In the old days, football coaches didn’t really believe in weightlifting. A majority of them thought that weights added bulk which slowed down their players. I saw a little of that when I was growing up and my high school had those old Universal Weights. I don’t know about other high schools in the middle 1970’s but our ‘weights’, if you even want to call them that, were in the middle of our dressing room. They were set up in one big unit and you moved around in a circle trying to fit a bunch of kids around at the same time.
It was basically a waste of time.
The serious players came in after school when there were only 4 or 5 guys and worked out on their own.
The Universal Weight systems are good as a supplement to free weights, but back then most schools
didn’t even have the free weights. The old style Universals are still used at gyms all across the country and you can use them for arms, back and other body parts. But, they are mixed with so many other weights and machines. But, the 1960’s or 1970’s were the stone age. Today’s high schools have better weight rooms than colleges had back then.
Things were primitive for high school sophomore Royce Smith in Garden City, Georgia back in the 1960’s.

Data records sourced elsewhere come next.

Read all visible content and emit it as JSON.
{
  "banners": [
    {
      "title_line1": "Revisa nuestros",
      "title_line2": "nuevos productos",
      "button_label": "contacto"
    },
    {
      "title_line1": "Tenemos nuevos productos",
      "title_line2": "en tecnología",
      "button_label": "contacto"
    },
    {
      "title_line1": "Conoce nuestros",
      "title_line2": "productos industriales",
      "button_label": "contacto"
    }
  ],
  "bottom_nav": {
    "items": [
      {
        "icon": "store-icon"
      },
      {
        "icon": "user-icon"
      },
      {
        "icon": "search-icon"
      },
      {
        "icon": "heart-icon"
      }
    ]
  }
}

If you don’t know where Garden City is, as I didn’t, it’s located right outside of the beautiful southern city of Savannah.
Smith was playing high school football and basketball as a freshman. A wise man, his football coach Jack Miller, told him to give up basketball and focus on football.
Smith started pumping iron, however primitive it might have been, but he worked hard at it.
Royce Smith played tight end at Garden City and a Georgia Bulldog assistant coach named John Donaldson started showing interest in him.
Bear in mind, that back in those years there were no scholarship limits and you could sign as many recruits as you liked. I remember recruiting classes of about 75 or 100 players. There was no harm in offering a young player if you saw potential in them.
John Donaldson saw something in young Royce Smith that Smith didn’t even know that he had. Donaldson brought head coach Vince Dooley to look at Smith and they signed him.
Royce Smith was now a Georgia Bulldog.
He showed up in Athens, Georgia at 190 pounds and the Georgia coaches thought his best position might be offensive guard. It sounds funny now for a guy that size to be thought of as an offensive linemen.
Back in the 1960’s, it was a totally different ball game. A lot of offensive linemen barely broke the 200 pound barrier which seems incredible considering today’s behemoths that crush the 300 pound mark.
The old saying, ‘he lives in the gym’, definitely applied to Royce Smith. He may have been the first
football player of his kind. The workout warrior that built himself from a guy that was probably not going to be a factor for his football team to a multi-year starter.
Smith started as a sophomore for the Georgia Bulldogs in 1969 on a not so good football team that finished the season with a 5-5-1 record. The following season was not much better with a 5-5 finish. Obviously, there was no internet back in those years, but the grumbling for Vince Dooley’s job must have been intense. I was just a kid back then, but the pressure to win has never changed.
The 1971 season came along and changed all of that.
Vince Dooley was head coach at Georgia from 1964 until 1988 and he led the Bulldogs to a 201-77-10 record. He had some great seasons and some not so great seasons, but he is a legend at Georgia. He won SEC titles in 1966, 1968, 1976 and then the glory years of 1980, 1981 and 1982 with a national title in 1980. Glory years
A large reason for Dooley’s early success was legendary defensive coordinator Erk Russell. In the 17 years as the Bulldogs defensive coordinator, the Bulldog defense shut out the opponents 27 times. 4 of those shutouts happened in the 1971 season.
But, it wasn’t all defense as the offense really clicked that season averaging 30 points per game. That may not sound like that much in today’s game, but in this time period that was really good. Nobody other than the most dedicated of old school Georgia fans have probably ever heard of Georgia quarterbacks that season Andy Johnson and James Ray and their numbers are forgettable.
Yes, that same Royce Smith that was a puny 190 pounds when he arrived in Athens a few years earlier.
In 1971, the kid that thought he wasn’t good enough to play college football was now 6-3, 250 and
was a consensus All American.
That’s credit to much hard work and dedication in the weight room in a time when the majority thought that weightlifting bulked you up too much and slowed you down.
Smith ran a 4.77 40 yard dash at 250 pounds which was quicker than any of the other offensive linemen on the team and was good enough to get him noticed by the NFL. He also set a then Georgia record with a 440 lift in the bench press.
Smith was a 1st round draft pick of the New Orleans Saints. He was never much of a factor in the NFL, but he played there 5 seasons, 2 with the Saints and 3 with the Atlanta Falcons.
Royce Smith passed away in 2004 and is probably not remembered by that many fans. But, he was one of the people that was instrumental in what we do in today’s game. He set the standard and demonstrated what hard work could do.
He was an early weightlifting pioneer in the game of football and should be remembered.